WASHINGTON -- As the White House pressed for a deal in which separation of families would stop as part of a comprehensive immigration bill that includes President Trump's desired border wall funding, Sen. Ted Cruz (R-Texas) announced he would introduce emergency legislation to stop the controversial deterrence and enforcement policy.
Cruz's forthcoming bill, which he promised to introduce this week, isn't expected to come with riders sought by the administration or conservative colleagues such as limiting family reunification, stopping the diversity visa lottery, or limiting legal immigration.

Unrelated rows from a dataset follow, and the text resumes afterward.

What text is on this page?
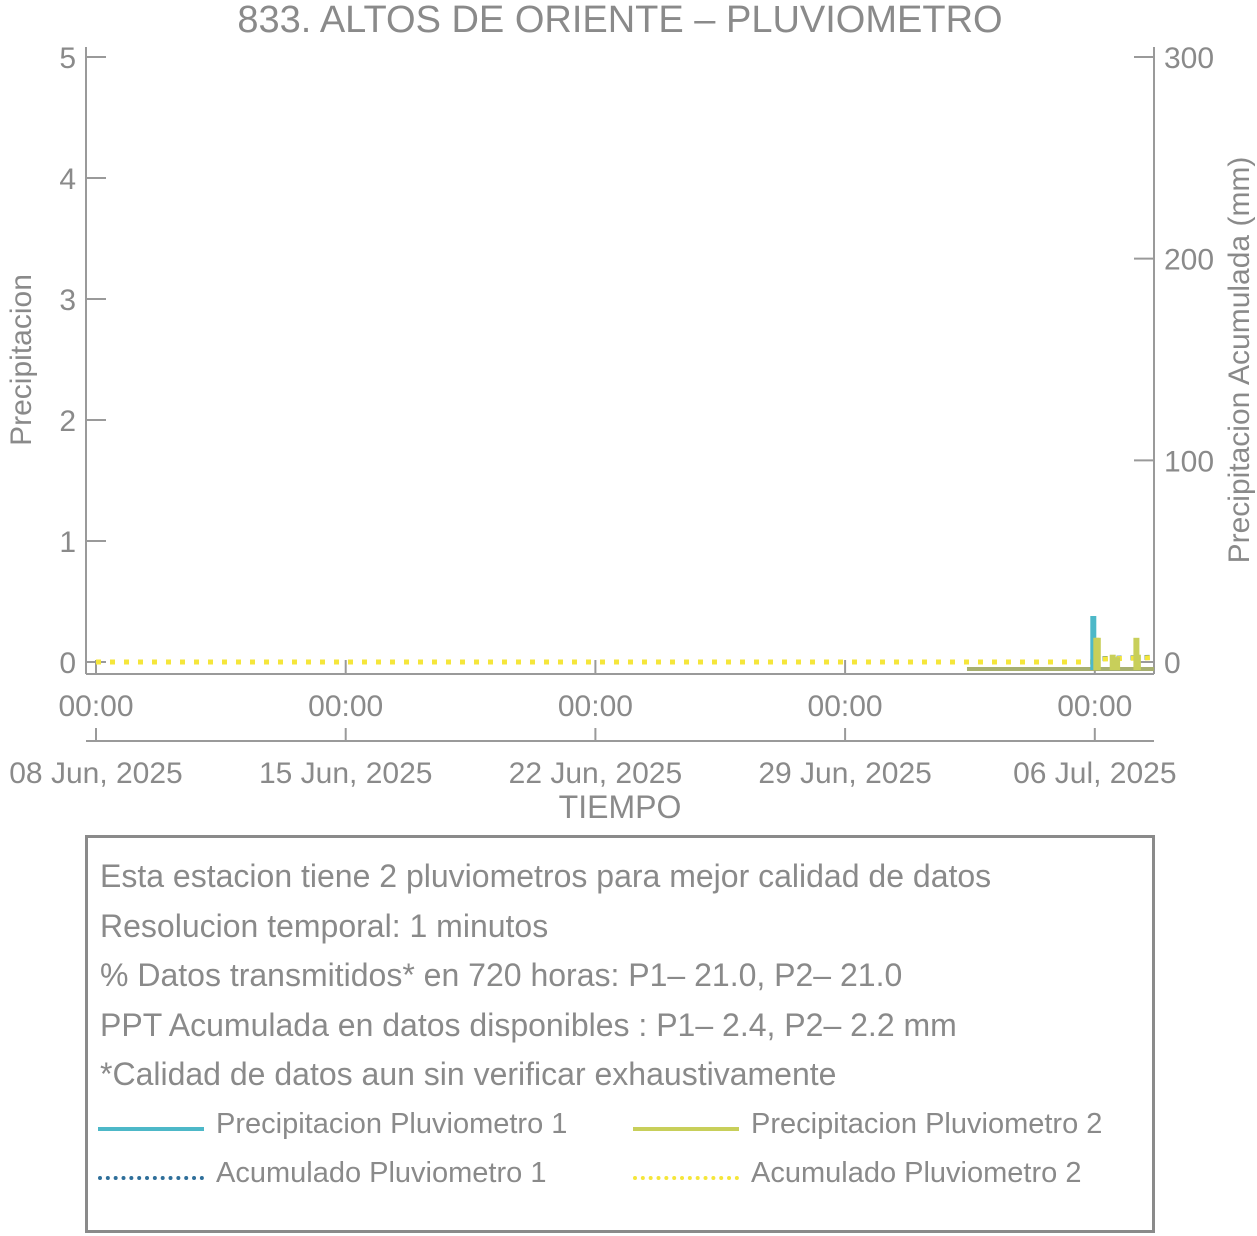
833. ALTOS DE ORIENTE – PLUVIOMETRO
0
1
2
3
4
5
0
100
200
300
00:00
08 Jun, 2025
00:00
15 Jun, 2025
00:00
22 Jun, 2025
00:00
29 Jun, 2025
00:00
06 Jul, 2025
Precipitacion	Precipitacion Acumulada (mm)
TIEMPO
Esta estacion tiene 2 pluviometros para mejor calidad de datos
Resolucion temporal: 1 minutos
% Datos transmitidos* en 720 horas: P1– 21.0, P2– 21.0
PPT Acumulada en datos disponibles : P1– 2.4, P2– 2.2 mm
*Calidad de datos aun sin verificar exhaustivamente
Precipitacion Pluviometro 1	Precipitacion Pluviometro 2
Acumulado Pluviometro 1	Acumulado Pluviometro 2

The senator's office did say, though, that the Protect Kids and Parents Act would mandate quickie asylum claim investigations and processing, meaning those claiming asylum found not to qualify would be adjudicated and shuttled back to their home countries within two weeks. This comes as the administration narrowed the window to meet the asylum threshold, announcing recently that women fleeing domestic violence or immigrants fleeing gang violence would not qualify for asylum.

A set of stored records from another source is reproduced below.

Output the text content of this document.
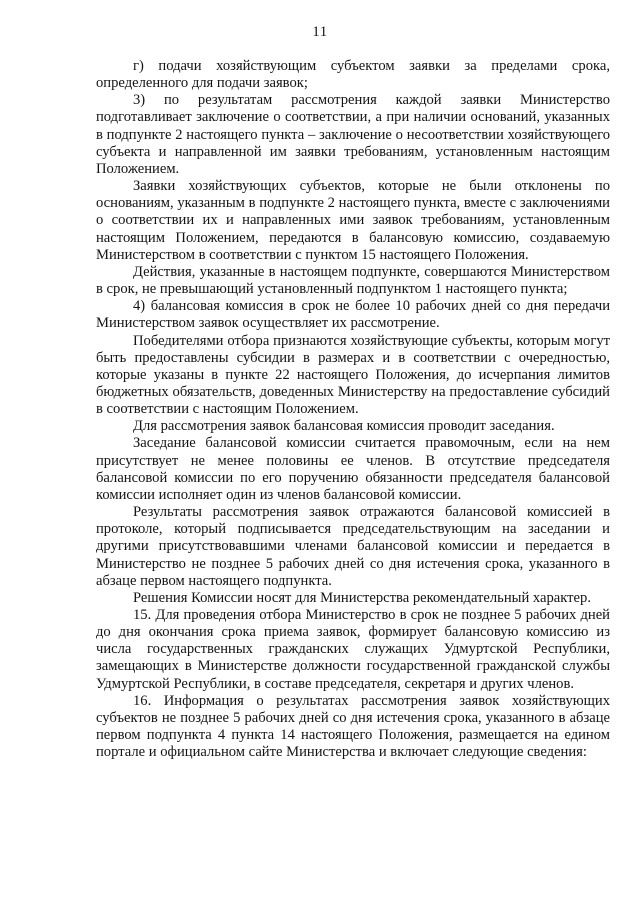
11

г) подачи хозяйствующим субъектом заявки за пределами срока, определенного для подачи заявок;

3) по результатам рассмотрения каждой заявки Министерство подготавливает заключение о соответствии, а при наличии оснований, указанных в подпункте 2 настоящего пункта – заключение о несоответствии хозяйствующего субъекта и направленной им заявки требованиям, установленным настоящим Положением.

Заявки хозяйствующих субъектов, которые не были отклонены по основаниям, указанным в подпункте 2 настоящего пункта, вместе с заключениями о соответствии их и направленных ими заявок требованиям, установленным настоящим Положением, передаются в балансовую комиссию, создаваемую Министерством в соответствии с пунктом 15 настоящего Положения.

Действия, указанные в настоящем подпункте, совершаются Министерством в срок, не превышающий установленный подпунктом 1 настоящего пункта;

4) балансовая комиссия в срок не более 10 рабочих дней со дня передачи Министерством заявок осуществляет их рассмотрение.

Победителями отбора признаются хозяйствующие субъекты, которым могут быть предоставлены субсидии в размерах и в соответствии с очередностью, которые указаны в пункте 22 настоящего Положения, до исчерпания лимитов бюджетных обязательств, доведенных Министерству на предоставление субсидий в соответствии с настоящим Положением.

Для рассмотрения заявок балансовая комиссия проводит заседания.

Заседание балансовой комиссии считается правомочным, если на нем присутствует не менее половины ее членов. В отсутствие председателя балансовой комиссии по его поручению обязанности председателя балансовой комиссии исполняет один из членов балансовой комиссии.

Результаты рассмотрения заявок отражаются балансовой комиссией в протоколе, который подписывается председательствующим на заседании и другими присутствовавшими членами балансовой комиссии и передается в Министерство не позднее 5 рабочих дней со дня истечения срока, указанного в абзаце первом настоящего подпункта.

Решения Комиссии носят для Министерства рекомендательный характер.

15. Для проведения отбора Министерство в срок не позднее 5 рабочих дней до дня окончания срока приема заявок, формирует балансовую комиссию из числа государственных гражданских служащих Удмуртской Республики, замещающих в Министерстве должности государственной гражданской службы Удмуртской Республики, в составе председателя, секретаря и других членов.

16. Информация о результатах рассмотрения заявок хозяйствующих субъектов не позднее 5 рабочих дней со дня истечения срока, указанного в абзаце первом подпункта 4 пункта 14 настоящего Положения, размещается на едином портале и официальном сайте Министерства и включает следующие сведения:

Cruz's bill would double the number of federal immigration judges, authorize temporary family shelters, and mandate undocumented families be kept together "absent aggravated criminal conduct or threat of harm to the children."
"The answer is not what congressional Democrats are proposing: simply releasing illegal aliens and returning to the failed policy of ‘catch and release.’ Rather, we should fix the backlog in immigration cases, remove the legal barriers to swift processing, and resolve asylum cases on an expedited basis," Cruz said in a statement Monday.
“While these cases are pending, families should stay together. Children belong with their mothers and fathers. Once their cases have been adjudicated – under my legislation, in no longer than 14 days – those who meet the legal standard should be granted asylum and those who don’t should be immediately returned to their home country."
Rep. Beto O'Rourke (D-Texas), who is challenging Cruz for his Senate seat, led a march Sunday on a tent city housing detained children. He told Texas Monthly that a bill will be coming from House Democrats to end family separation.
"Everyone is trying to bring Republican colleagues who’ve expressed some amount of shock or dismay at family separation into this effort. Ultimately, it’s going to take both sides to get this passed and force a decision from the administration. That’s the preferable route," O'Rourke said. "The other thing is the administration and their abettors in Congress are proposing to resolve the DREAMer [DACA] deportation crisis by guaranteeing temporary reprieve from deportation for DREAMers in exchange for changing our asylum laws and, maybe in one version of it, ending family separation."
O'Rourke acknowledged it's "going to be tough" but said he hoped public outcry would "galvanize the public conscience and force our colleagues to do the right thing."